Storm and flood water deserves a special note on coverage, not just cleanup. Damage from rising surface water is typically excluded from a standard homeowners policy and requires separate flood insurance, which is a very different situation from a burst pipe inside your home. Regardless of source, the core sequence in this guide holds: be safe, stop or divert the water, protect people and valuables, document, remove water, dry aggressively, and get qualified help. Match the caution to the contamination, move fast on the drying, and you give yourself the best possible outcome from a bad day. When the source is contamination-related, professional sewage cleanup is the safe path, not a DIY project.
Frequently asked questions
What is the very first thing to do after water damage?
Check that the area is safe before anything else, especially for electrical hazards near standing water. Once you confirm it is safe, stop the water at its source. Safety comes before cleanup every time, because possessions can be replaced and you cannot.
How quickly do I need to act?
Immediately. Water migrates into walls and floors within hours, and mold can begin growing on damp material in roughly one to two days. The faster you stop the source and start drying, the smaller and cheaper the damage tends to be.

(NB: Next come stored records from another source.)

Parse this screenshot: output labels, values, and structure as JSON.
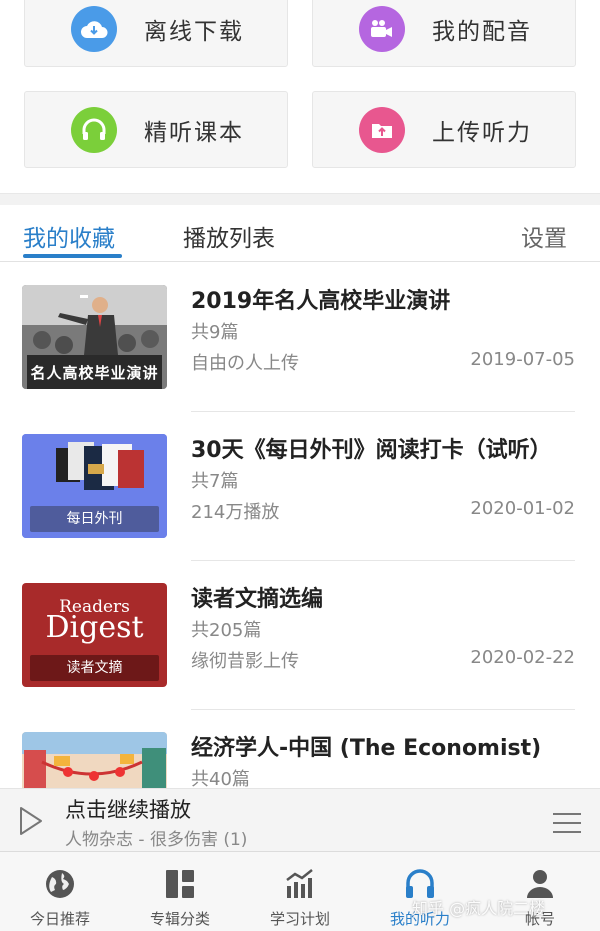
{
  "quick_cards": [
    {
      "label": "离线下载",
      "icon": "cloud-download-icon",
      "color": "#4a9be8"
    },
    {
      "label": "我的配音",
      "icon": "video-camera-icon",
      "color": "#b566e0"
    },
    {
      "label": "精听课本",
      "icon": "headphones-icon",
      "color": "#7bcf3a"
    },
    {
      "label": "上传听力",
      "icon": "upload-folder-icon",
      "color": "#e8578f"
    }
  ],
  "tabs": {
    "favorites": "我的收藏",
    "playlist": "播放列表",
    "settings": "设置"
  },
  "items": [
    {
      "title": "2019年名人高校毕业演讲",
      "count": "共9篇",
      "source": "自由の人上传",
      "date": "2019-07-05",
      "thumb_text": "名人高校毕业演讲"
    },
    {
      "title": "30天《每日外刊》阅读打卡（试听）",
      "count": "共7篇",
      "source": "214万播放",
      "date": "2020-01-02",
      "thumb_text": "每日外刊"
    },
    {
      "title": "读者文摘选编",
      "count": "共205篇",
      "source": "缘彻昔影上传",
      "date": "2020-02-22",
      "thumb_text": "读者文摘",
      "thumb_brand_1": "Readers",
      "thumb_brand_2": "Digest"
    },
    {
      "title": "经济学人-中国 (The Economist)",
      "count": "共40篇"
    }
  ],
  "player": {
    "title": "点击继续播放",
    "subtitle": "人物杂志 - 很多伤害 (1)"
  },
  "nav": [
    {
      "label": "今日推荐",
      "icon": "globe-icon"
    },
    {
      "label": "专辑分类",
      "icon": "grid-icon"
    },
    {
      "label": "学习计划",
      "icon": "bar-chart-icon"
    },
    {
      "label": "我的听力",
      "icon": "headphones-icon",
      "active": true
    },
    {
      "label": "帐号",
      "icon": "person-icon"
    }
  ],
  "watermark": "知乎 @疯人院二楼",
  "colors": {
    "accent": "#2a7fc9"
  }
}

Can I clean up water damage myself?
Small, clean-water spills caught quickly are often manageable with towels, a shop vacuum, fans, and a dehumidifier. Large volumes, hidden moisture, or any contaminated (gray or black) water call for professionals with proper extraction equipment and protective gear.

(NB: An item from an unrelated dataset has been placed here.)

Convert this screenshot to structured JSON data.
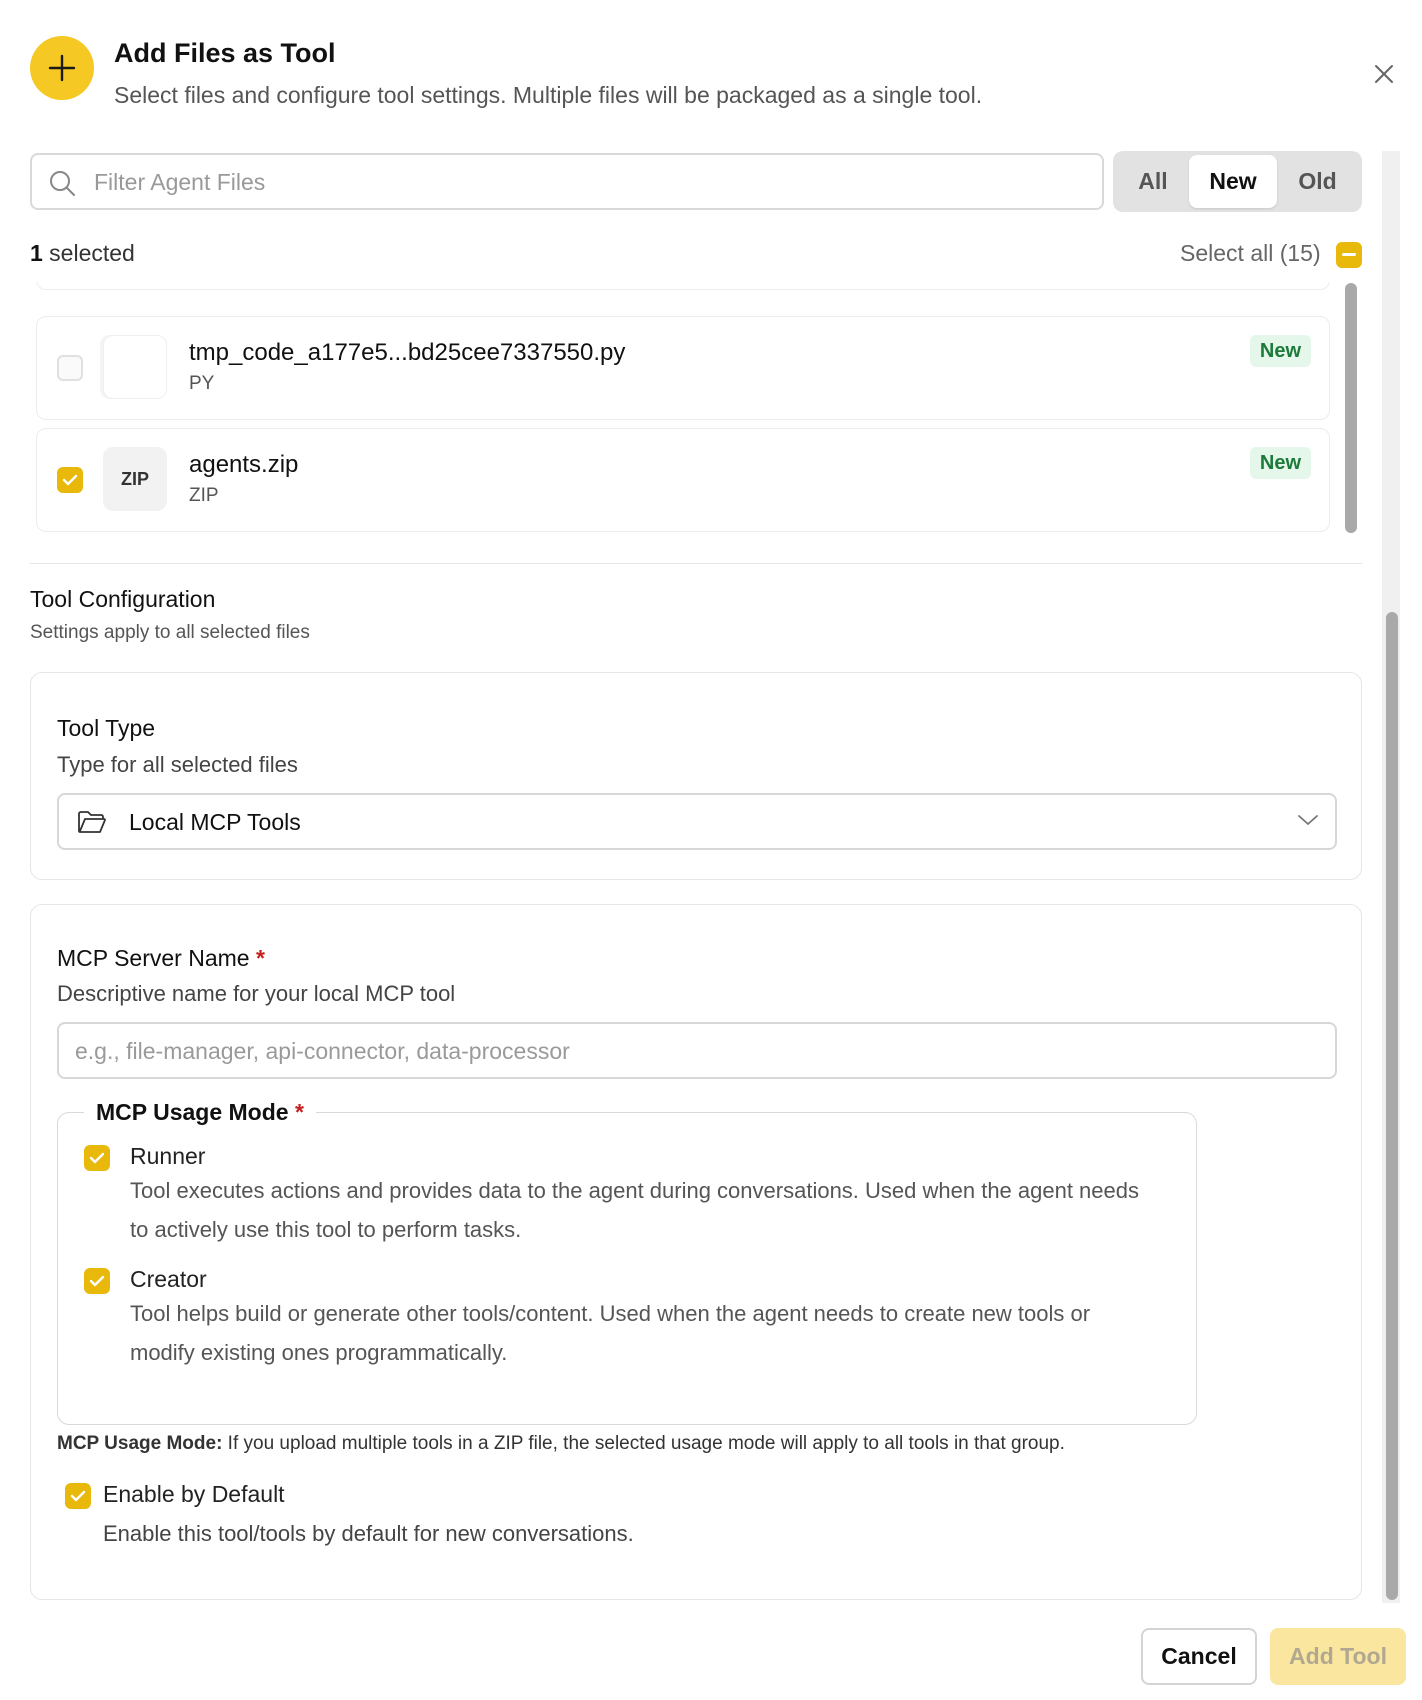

Should I turn off the electricity?
If you can reach the breaker panel without standing in or near water, shutting off power to affected areas removes the biggest hazard. If you cannot reach it safely, stay out of the water and call an electrician or your utility.
Do I need to document the damage before cleaning?
Yes. Photograph and video everything before you remove water or move items, because once you clean up the evidence is gone. A thorough visual record, plus receipts and a written log, is the most useful thing you can create for an insurance claim.
Is it safe to use a regular vacuum to remove water?
No. Standard household vacuums are not designed to pick up water and create a serious electrocution risk. Use a wet/dry shop vacuum for small amounts, or rely on a restoration company for anything larger.